Adam Ezra had his sleeve rolled up, bloody cuff tucked up to his elbow, and his hand braced on the desk. His arm was laid open in a long, ragged gash from his wrist all the way up to his elbow. Blood splattered over his paperwork in messy smears and blotches. The man from the restroom stood hip shot in the corner of the room as he poured two glasses of better whiskey than they served outside into tumblers.

“Just find the bastard,” Ezra snapped into the mobile he held in his other hand. “What was he thinking? This is going to cause a goddamn war—”

He stopped as he caught sight of Grade. “I’ll call you back. Just get on with it,” Ezra told whoever was on the other end of the call and hung up on them with a jab of his thumb against the touchscreen. He focused on Grade. “Who the fuck are you, and what do you want?”

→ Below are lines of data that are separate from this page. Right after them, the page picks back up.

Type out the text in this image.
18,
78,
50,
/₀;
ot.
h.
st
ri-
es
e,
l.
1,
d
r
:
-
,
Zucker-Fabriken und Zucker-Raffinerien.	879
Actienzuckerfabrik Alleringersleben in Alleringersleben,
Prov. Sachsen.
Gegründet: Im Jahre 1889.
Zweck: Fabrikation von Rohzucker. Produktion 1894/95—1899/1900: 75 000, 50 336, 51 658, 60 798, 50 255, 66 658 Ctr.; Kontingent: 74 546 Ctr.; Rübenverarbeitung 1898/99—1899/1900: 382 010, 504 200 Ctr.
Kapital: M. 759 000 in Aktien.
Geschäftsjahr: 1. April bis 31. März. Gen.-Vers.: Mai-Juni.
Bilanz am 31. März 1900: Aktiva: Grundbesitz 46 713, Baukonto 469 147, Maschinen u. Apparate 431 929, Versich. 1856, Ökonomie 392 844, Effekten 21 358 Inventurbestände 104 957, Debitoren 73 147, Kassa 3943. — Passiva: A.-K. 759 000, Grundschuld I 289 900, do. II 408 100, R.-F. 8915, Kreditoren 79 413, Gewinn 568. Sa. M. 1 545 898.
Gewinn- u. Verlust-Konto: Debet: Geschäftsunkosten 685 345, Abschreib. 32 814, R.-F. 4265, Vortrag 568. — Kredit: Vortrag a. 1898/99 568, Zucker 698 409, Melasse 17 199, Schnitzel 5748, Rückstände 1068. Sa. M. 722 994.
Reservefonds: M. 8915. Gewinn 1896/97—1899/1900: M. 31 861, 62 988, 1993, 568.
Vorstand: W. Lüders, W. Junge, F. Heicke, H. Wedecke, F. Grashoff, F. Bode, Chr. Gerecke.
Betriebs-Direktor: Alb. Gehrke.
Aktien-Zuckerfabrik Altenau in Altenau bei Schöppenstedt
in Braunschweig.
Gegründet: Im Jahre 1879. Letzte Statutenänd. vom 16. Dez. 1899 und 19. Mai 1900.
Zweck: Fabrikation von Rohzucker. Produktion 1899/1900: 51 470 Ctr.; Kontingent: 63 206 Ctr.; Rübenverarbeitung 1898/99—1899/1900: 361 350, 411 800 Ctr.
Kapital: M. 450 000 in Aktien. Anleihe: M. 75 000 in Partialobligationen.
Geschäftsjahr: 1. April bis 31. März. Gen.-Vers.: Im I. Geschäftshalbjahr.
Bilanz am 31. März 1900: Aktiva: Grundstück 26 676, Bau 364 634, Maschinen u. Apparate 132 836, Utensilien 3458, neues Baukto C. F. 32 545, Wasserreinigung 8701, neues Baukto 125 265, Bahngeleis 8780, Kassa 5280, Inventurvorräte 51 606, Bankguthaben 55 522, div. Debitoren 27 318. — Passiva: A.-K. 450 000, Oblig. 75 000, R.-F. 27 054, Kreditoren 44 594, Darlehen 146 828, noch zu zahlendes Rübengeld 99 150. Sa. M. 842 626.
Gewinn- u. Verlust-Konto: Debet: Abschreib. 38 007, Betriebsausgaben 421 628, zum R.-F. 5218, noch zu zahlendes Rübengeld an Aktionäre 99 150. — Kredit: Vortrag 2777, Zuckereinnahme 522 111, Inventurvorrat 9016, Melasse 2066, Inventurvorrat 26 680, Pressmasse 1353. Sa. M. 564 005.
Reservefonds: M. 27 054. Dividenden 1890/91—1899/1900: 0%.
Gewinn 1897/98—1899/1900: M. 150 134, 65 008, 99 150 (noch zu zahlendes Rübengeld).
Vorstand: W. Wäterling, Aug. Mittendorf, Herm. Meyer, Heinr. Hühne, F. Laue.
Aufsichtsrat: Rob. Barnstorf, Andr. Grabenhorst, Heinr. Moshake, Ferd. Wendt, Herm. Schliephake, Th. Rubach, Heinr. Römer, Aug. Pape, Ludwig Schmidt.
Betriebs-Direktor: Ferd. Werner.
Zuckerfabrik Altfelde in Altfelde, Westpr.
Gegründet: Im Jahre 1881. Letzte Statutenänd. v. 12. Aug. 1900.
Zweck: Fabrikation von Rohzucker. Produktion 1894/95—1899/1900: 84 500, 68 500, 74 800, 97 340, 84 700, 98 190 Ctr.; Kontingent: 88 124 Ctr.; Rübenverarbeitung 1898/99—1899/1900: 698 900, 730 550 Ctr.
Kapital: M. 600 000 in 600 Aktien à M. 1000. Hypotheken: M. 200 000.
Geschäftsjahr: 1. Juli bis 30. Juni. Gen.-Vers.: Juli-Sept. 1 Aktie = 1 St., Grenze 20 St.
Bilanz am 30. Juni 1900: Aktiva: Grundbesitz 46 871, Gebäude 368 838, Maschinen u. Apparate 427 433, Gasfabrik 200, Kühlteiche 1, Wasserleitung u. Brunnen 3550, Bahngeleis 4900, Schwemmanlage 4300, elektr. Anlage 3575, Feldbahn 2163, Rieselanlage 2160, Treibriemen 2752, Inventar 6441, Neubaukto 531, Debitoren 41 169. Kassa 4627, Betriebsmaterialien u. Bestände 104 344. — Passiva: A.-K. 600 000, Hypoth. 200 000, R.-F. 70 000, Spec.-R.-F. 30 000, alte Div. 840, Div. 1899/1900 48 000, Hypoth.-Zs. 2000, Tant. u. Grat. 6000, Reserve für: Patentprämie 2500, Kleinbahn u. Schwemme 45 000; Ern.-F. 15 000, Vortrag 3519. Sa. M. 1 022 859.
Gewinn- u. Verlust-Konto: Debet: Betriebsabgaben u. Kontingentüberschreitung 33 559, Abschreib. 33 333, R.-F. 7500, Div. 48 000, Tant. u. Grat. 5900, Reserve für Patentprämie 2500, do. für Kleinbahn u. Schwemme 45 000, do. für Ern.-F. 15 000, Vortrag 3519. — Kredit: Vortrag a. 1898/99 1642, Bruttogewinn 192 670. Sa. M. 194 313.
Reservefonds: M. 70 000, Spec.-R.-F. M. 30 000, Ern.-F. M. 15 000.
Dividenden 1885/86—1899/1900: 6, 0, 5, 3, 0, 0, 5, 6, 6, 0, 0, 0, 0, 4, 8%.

Restroom man took a swig of whiskey straight from the bottle, gave the mouth a cursory wipe, and twisted the lid back onto it.

“Oh yeah,” he said as he turned around. “I meant to tell you he’d gotten here. This is the cleaner.”

He handed Ezra one of the tumblers and hooked his foot around the leg of a nearby chair to pull it over. Ezra sniffed the liquor and grimaced before he fixed his attention on Grade.